When I get up to the penthouse, I’m stupid with jetlag and exhaustion.
Natasha comes out of Dima’s room, blushing. I’d be happy the asshole finally hooked up with her, but I’m too dead to feel anything.
I walk into the kitchen to raid the refrigerator, and Sasha launches herself from the couch and comes at me.
“What in the hell is wrong with you?” she demands. She stalks into the kitchen and gets right up into my face. “Kayla is suffering, and you won’t even call her back.” She points a finger in my face.
I catch her wrist. “What do you mean, suffering?” I demand, alarm sharpening my exhausted brain.

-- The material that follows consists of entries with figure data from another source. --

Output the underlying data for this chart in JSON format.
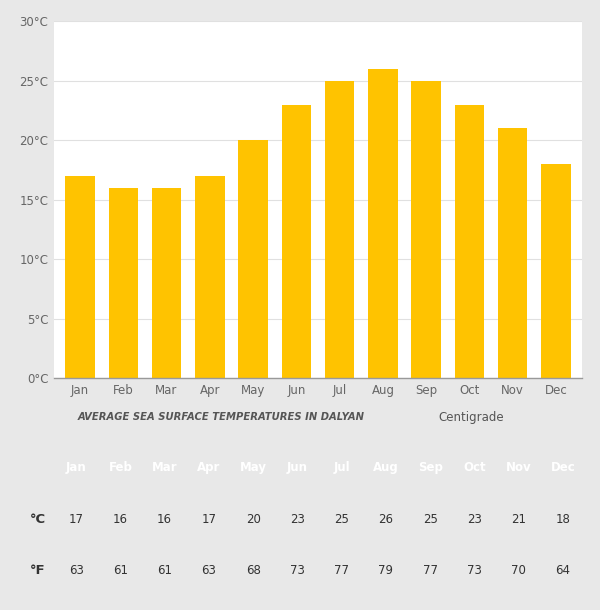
{
  "months": [
    "Jan",
    "Feb",
    "Mar",
    "Apr",
    "May",
    "Jun",
    "Jul",
    "Aug",
    "Sep",
    "Oct",
    "Nov",
    "Dec"
  ],
  "celsius": [
    17,
    16,
    16,
    17,
    20,
    23,
    25,
    26,
    25,
    23,
    21,
    18
  ],
  "fahrenheit": [
    63,
    61,
    61,
    63,
    68,
    73,
    77,
    79,
    77,
    73,
    70,
    64
  ],
  "bar_color": "#FFC300",
  "yticks": [
    0,
    5,
    10,
    15,
    20,
    25,
    30
  ],
  "ylim": [
    0,
    30
  ],
  "chart_title": "AVERAGE SEA SURFACE TEMPERATURES IN DALYAN",
  "legend_label": "Centigrade",
  "bg_color": "#e8e8e8",
  "chart_bg": "#ffffff",
  "header_color": "#62aee0",
  "row_celsius_color": "#FFC300",
  "row_fahrenheit_color": "#FFEE00",
  "header_text_color": "#ffffff",
  "data_text_color": "#333333",
  "title_color": "#555555",
  "axis_label_color": "#666666",
  "grid_color": "#e0e0e0",
  "table_bg": "#ffffff",
  "separator_color": "#cccccc"
}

Maxim enters the kitchen and stands behind Sasha. “Let go of my wife,” he growls.
I release Sasha before I get punched in the face.
“Ashley called me to say she won’t get out of bed. She hasn’t eaten. She cries all the time.” Sasha gives my chest a poke. “I told you not to hurt her.”

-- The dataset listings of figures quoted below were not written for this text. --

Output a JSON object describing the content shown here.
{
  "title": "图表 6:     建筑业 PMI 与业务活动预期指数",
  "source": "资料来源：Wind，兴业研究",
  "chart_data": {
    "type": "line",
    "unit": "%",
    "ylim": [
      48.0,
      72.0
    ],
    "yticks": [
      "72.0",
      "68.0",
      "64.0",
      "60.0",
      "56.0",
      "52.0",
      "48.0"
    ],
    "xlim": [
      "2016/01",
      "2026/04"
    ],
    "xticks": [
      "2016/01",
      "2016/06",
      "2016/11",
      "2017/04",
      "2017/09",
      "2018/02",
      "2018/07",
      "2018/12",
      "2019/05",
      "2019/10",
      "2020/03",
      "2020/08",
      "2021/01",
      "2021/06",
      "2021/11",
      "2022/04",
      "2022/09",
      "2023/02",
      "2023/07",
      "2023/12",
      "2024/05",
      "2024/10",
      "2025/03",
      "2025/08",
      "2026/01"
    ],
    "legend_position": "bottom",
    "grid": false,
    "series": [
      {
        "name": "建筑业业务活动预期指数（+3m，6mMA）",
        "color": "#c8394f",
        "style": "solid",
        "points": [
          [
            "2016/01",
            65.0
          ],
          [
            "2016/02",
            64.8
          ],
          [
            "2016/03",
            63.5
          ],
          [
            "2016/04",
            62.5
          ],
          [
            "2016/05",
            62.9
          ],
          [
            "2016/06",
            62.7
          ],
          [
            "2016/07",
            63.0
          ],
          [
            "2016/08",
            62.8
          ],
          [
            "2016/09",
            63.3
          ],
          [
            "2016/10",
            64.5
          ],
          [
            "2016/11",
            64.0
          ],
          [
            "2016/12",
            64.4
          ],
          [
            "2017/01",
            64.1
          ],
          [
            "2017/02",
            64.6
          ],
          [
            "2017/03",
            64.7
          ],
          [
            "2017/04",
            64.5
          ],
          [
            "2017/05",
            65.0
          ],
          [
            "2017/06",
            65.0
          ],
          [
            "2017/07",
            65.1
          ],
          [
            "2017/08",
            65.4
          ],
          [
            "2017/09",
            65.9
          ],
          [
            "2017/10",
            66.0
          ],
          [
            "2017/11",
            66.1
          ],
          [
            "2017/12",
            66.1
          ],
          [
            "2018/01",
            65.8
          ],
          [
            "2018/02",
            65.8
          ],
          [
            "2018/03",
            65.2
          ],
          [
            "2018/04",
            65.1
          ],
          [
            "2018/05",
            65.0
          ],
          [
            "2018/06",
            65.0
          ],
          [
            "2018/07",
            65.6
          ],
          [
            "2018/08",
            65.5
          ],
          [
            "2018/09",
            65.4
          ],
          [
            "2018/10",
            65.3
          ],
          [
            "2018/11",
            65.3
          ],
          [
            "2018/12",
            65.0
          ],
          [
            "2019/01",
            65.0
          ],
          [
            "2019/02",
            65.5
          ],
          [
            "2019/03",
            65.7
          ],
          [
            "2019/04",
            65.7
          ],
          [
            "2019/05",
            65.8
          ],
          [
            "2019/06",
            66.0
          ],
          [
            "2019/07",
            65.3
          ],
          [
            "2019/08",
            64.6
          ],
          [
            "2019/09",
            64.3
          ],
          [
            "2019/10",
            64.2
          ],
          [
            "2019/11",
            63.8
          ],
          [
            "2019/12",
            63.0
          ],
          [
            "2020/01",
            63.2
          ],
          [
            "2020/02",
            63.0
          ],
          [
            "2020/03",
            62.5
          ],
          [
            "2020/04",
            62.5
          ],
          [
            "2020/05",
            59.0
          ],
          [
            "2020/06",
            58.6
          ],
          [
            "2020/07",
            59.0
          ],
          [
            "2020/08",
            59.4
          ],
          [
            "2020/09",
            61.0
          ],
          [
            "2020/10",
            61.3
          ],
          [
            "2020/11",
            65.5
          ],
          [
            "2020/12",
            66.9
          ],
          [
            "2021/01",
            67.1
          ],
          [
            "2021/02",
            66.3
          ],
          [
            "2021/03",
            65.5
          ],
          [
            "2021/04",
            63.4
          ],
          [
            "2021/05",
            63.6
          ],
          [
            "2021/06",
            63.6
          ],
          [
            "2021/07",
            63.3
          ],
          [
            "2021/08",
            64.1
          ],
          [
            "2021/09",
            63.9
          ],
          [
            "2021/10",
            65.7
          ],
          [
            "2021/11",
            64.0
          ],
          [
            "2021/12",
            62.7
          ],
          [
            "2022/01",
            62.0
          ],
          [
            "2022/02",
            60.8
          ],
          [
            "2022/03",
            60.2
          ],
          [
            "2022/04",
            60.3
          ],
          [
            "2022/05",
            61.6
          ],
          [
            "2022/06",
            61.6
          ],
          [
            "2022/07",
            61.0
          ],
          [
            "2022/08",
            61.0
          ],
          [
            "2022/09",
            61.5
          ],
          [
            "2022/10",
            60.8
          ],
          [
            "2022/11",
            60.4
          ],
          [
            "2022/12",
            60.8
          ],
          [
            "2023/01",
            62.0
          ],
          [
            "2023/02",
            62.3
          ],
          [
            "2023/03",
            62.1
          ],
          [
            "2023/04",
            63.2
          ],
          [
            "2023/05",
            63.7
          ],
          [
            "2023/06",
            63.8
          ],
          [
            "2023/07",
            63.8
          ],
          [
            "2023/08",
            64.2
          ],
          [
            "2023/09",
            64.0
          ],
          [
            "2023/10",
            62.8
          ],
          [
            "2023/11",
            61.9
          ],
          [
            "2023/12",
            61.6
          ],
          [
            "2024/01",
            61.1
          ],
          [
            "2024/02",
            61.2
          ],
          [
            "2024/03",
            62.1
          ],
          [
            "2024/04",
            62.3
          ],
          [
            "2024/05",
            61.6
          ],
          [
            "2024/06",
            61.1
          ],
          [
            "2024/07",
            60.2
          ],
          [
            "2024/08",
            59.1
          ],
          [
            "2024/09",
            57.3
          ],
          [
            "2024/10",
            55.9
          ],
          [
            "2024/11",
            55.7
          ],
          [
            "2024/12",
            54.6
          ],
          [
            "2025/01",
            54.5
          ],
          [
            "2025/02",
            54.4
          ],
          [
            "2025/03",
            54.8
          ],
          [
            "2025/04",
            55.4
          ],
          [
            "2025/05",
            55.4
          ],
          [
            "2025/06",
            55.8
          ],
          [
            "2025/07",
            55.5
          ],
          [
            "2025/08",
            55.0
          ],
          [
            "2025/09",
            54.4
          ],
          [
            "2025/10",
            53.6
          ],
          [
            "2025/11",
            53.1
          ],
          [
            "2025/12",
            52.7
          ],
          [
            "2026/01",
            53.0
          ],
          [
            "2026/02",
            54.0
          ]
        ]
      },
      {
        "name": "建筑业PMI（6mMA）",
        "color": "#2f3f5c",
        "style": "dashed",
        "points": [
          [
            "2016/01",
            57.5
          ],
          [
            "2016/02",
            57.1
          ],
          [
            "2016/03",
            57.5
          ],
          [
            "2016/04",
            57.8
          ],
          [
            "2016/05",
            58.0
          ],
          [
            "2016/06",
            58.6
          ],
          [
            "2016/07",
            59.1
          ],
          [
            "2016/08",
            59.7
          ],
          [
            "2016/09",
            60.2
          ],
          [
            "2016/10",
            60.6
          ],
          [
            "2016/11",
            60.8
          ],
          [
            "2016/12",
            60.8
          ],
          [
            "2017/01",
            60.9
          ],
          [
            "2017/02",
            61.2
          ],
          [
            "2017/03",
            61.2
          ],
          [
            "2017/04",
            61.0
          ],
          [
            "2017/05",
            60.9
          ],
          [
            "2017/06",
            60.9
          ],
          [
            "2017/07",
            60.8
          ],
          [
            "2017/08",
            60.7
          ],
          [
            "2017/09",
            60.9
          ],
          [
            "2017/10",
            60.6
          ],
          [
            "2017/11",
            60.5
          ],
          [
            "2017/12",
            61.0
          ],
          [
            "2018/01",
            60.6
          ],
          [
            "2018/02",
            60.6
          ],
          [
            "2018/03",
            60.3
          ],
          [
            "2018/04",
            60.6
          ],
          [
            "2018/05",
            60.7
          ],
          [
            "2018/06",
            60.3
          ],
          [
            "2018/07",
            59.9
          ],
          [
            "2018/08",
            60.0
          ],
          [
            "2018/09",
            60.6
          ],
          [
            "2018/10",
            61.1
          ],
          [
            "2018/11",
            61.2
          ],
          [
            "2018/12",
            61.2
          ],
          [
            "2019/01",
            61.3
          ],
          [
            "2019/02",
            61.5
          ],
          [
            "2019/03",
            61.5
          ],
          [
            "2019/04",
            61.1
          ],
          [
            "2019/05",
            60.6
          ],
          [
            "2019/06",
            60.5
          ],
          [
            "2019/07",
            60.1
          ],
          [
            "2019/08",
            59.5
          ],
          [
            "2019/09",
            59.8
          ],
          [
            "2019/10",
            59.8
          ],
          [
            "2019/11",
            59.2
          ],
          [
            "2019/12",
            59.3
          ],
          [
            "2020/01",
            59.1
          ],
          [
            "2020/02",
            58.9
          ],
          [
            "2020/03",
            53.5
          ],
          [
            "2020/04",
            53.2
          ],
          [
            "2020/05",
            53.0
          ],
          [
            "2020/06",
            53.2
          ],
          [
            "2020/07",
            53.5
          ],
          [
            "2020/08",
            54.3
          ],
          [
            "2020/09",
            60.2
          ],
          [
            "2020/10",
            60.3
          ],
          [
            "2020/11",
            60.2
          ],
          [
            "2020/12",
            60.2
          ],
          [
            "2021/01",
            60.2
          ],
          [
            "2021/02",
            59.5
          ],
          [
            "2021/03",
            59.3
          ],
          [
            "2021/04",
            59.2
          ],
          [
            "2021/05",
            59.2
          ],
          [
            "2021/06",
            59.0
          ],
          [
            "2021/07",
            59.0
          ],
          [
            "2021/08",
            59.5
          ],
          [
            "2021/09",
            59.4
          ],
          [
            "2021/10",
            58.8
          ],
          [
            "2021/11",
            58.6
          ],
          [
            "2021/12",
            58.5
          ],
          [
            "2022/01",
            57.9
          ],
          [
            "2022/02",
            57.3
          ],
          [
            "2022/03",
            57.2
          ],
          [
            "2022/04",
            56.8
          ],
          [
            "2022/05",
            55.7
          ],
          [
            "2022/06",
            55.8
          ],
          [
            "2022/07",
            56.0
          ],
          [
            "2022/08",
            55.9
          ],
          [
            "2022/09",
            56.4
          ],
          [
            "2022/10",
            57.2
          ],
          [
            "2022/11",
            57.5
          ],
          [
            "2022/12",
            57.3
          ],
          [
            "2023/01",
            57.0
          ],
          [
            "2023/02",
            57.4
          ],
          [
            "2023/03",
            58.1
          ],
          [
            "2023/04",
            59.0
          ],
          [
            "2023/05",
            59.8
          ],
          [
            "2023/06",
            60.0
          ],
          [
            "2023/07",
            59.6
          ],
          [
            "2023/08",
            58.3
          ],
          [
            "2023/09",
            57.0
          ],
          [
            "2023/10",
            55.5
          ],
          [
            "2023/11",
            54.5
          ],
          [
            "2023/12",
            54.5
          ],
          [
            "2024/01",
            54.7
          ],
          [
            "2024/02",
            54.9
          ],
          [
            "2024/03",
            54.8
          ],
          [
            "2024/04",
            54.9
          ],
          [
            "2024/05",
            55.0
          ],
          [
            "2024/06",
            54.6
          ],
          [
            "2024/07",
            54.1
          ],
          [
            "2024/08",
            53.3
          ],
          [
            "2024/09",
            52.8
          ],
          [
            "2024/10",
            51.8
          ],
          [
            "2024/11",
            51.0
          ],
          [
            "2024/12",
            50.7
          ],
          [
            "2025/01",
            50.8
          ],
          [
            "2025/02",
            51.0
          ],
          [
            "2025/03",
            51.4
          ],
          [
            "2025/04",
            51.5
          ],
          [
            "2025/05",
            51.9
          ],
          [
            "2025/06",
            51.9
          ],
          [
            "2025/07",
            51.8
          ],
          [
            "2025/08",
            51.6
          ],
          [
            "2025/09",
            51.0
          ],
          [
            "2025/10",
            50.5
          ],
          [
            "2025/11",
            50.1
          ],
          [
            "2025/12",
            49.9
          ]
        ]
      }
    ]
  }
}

The alarms in my head have turned to full sirens.
I can only stare at my furious suitemate as the thoughts connect and disconnect in my head. And then I’m out the door and heading for the airport.
Kayla
After Sheri, Ashley, and Kimberly forced me out of bed and into the shower, I left the apartment to go on a drive to be alone.
Last night when they tried to get me to eat by plying me with ice cream, I broke down and told them the whole story—about what Blake Ensign did. Pavel’s solution. The part I got as a result. How I broke up with him and then later found out he was planning to move here to be with me.
If I weren’t so depressed, I would have a bitter laugh over the irony that they turned Team Pavel after hearing the story.
At least we’re all in agreement that I fucked up.
I don’t have a destination in mind, but I find myself down at the pier. My thinking place. The place I go when I’m ready to give up.
I guess that means subconsciously I don’t want to give up on my relationship with Pavel. And yet, I have to. I find a place to park and walk down to the end of the pier. A bench is open, and I plop down onto it.
I listen to the sound of the waves and the seagulls. The din of voices around me. My face grows wet with quiet tears.